After scraping and ingesting all the data on the public internet to train their models, AI titans are hungry for more. Now they’re turning to the Slack messages, Jira tickets, email threads and codebases of defunct startups, Forbes reported. Startups are selling that data for hundreds of thousands of dollars in some cases, as AI companies look for training data in unconventional places.

Arthur Mensch, the billionaire cofounder and CEO of French AI company Mistral has a simple but compelling pitch— countries should be in control of their own AI destiny instead of relying on American giants like OpenAI and Anthropic for powerful models. That’s why Mistral develops its own open source models, allowing companies to inspect or tweak the underlying code, run them locally and securely and train them on their own data. The pitch appears to be working, for now. The $14 billion behemoth clocked $200 million in revenue in 2025 and is on track to make $80 million every month by December. (Read Forbes’ profile on Mistral here.)

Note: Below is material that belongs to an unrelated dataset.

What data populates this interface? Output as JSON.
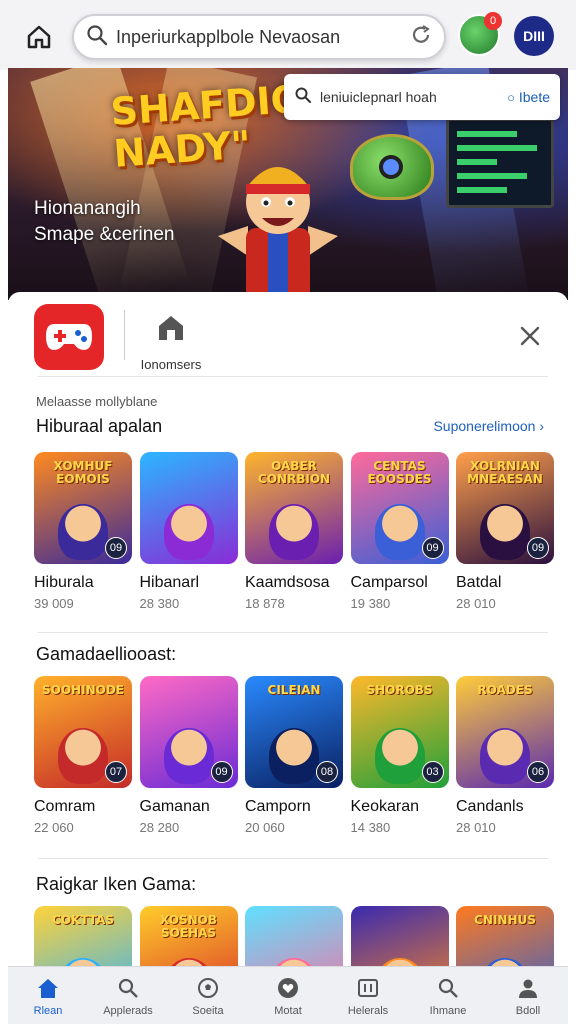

AI data centers have become a tempting wartime target, Forbes reported. In April, Iran’s Revolutionary Guard published a hit list that included facilities owned by Microsoft, Amazon and Oracle as well as Stargate UAE, the $30 billion-plus joint venture between OpenAI, Oracle, SoftBank and Gulf-based investment firm G42. In March, drone strikes damaged Amazon’s data centers in Bahrain and the UAE, disrupting services. As a result, companies are investing heavily in data center security, from counter-drone capabilities to vehicle barriers.

HED: Mercor’s 23-Year-Old Billionaire Founders Grapple With Employee Fraud And North Korean Infiltration

During an all-hands meeting earlier this year at data labeling startup Mercor, its then 22-year-old billionaire CEO Brendan Foody pulled up a slide with a single word: fraud.

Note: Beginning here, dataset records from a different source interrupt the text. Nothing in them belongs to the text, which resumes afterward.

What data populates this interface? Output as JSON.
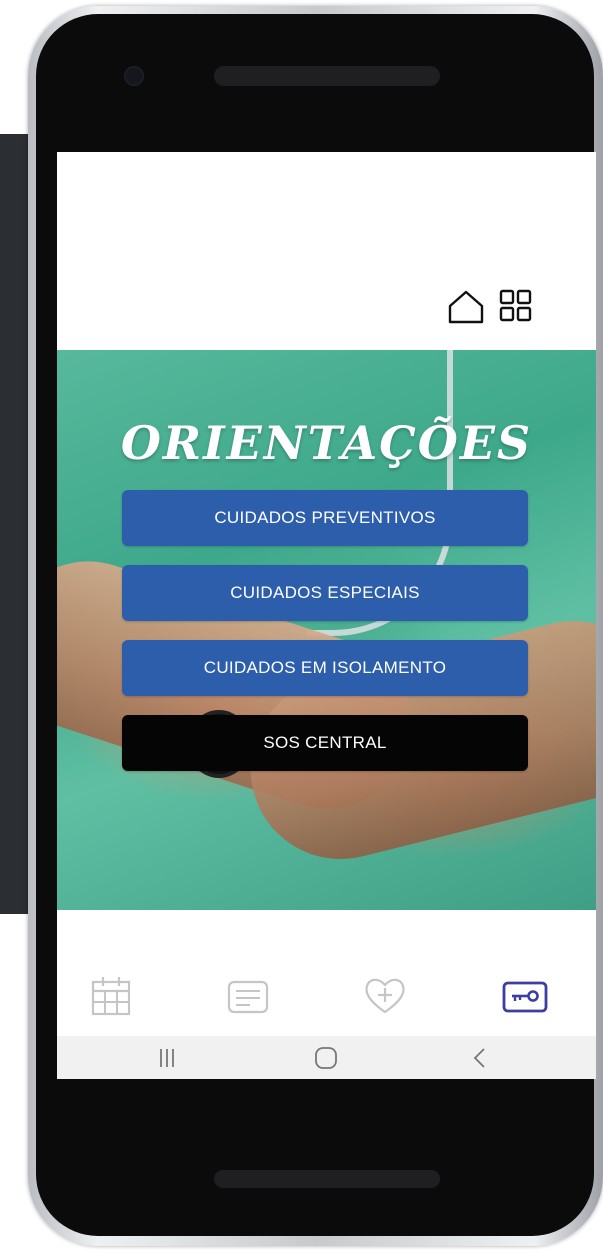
{
  "hero": {
    "title": "ORIENTAÇÕES"
  },
  "menu": {
    "buttons": [
      {
        "label": "CUIDADOS PREVENTIVOS"
      },
      {
        "label": "CUIDADOS ESPECIAIS"
      },
      {
        "label": "CUIDADOS EM ISOLAMENTO"
      },
      {
        "label": "SOS CENTRAL"
      }
    ]
  },
  "header": {
    "icons": [
      "home-icon",
      "grid-icon"
    ]
  },
  "bottom_nav": {
    "items": [
      {
        "icon": "calendar-icon",
        "active": false
      },
      {
        "icon": "document-icon",
        "active": false
      },
      {
        "icon": "heart-plus-icon",
        "active": false
      },
      {
        "icon": "key-icon",
        "active": true
      }
    ]
  },
  "system_nav": {
    "icons": [
      "recent-apps-icon",
      "home-circle-icon",
      "back-icon"
    ]
  },
  "colors": {
    "primary_button": "#2d5eac",
    "sos_button": "#050505",
    "active_nav": "#3d3fa0",
    "inactive_nav": "#c5c5c5",
    "hero_scrub": "#4fb497"
  }
}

An employee had embezzled company funds, he told his staff of more than 200. The person had since been fired. There would be no tolerance for this behavior, Foody said, according to four people familiar with the meeting.

Foody didn’t identify the employee or disclose the amount stolen at the meeting. But Forbes has learned that the culprit was an early hire and lead manager on the Anthropic account, one of the company’s most important, where Mercor’s contractors create training data to help build Claude. Multiple former Mercor employees said the manager had recruited his brother and father as “experts” and sent them hundreds of thousands of dollars in so-called bonus payments. He was reported in late December after it was discovered that contractors were paid more than the amount billed to Anthropic for multiple data generation projects, two sources said. Anthropic was not aware of the incident, they added.

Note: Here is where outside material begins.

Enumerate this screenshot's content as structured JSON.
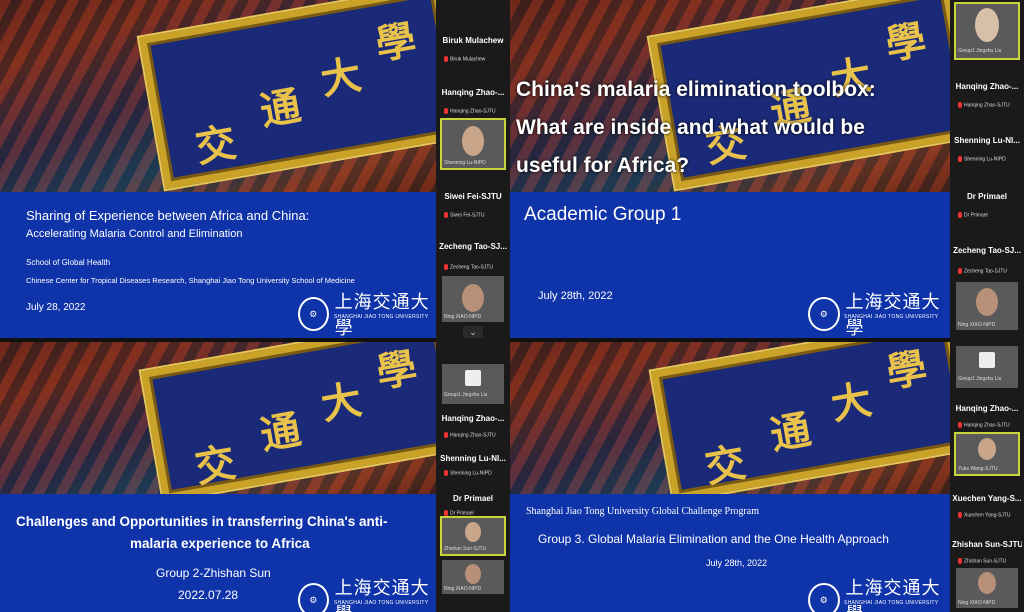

Mercor eventually recovered the fraudulent bonus payments and it did not end up costing customers any money, Mercor spokesperson Heidi Hagberg told Forbes. The former Anthropic account lead, whom Forbes is not identifying, declined to comment for this story. Anthropic declined to comment.

It’s just one episode in what more than a dozen former employees describe as a series of operational mishaps at Mercor, a fast-growing startup that has recruited 50,000 highly-skilled experts—PhDs, lawyers, bankers, scientists and programmers—to create training data for big AI labs like OpenAI. It’s been hugely successful so far: Earlier this year, Mercor’s annualized revenue run rate crossed $1 billion, or $83.3 million in monthly revenue, according to a person familiar with the company.

Read the full story on Forbes.

Aron D’Souza, an Australian entrepreneur who helped fund the lawsuit that bankrupted media outfit Gawker, is launching a new startup called Objective that uses a panel of AI models by companies like OpenAI, Google and xAI and former law enforcement agents gather evidence and judge the accuracy of claims made in investigative journalistic stories, Techcrunch reported. The startup plans to charge $2,000 to adjudicate critical stories. Experts warn that this could make it more difficult for journalists to publish articles that hold powerful institutions and people accountable, which often rely on confidential sources.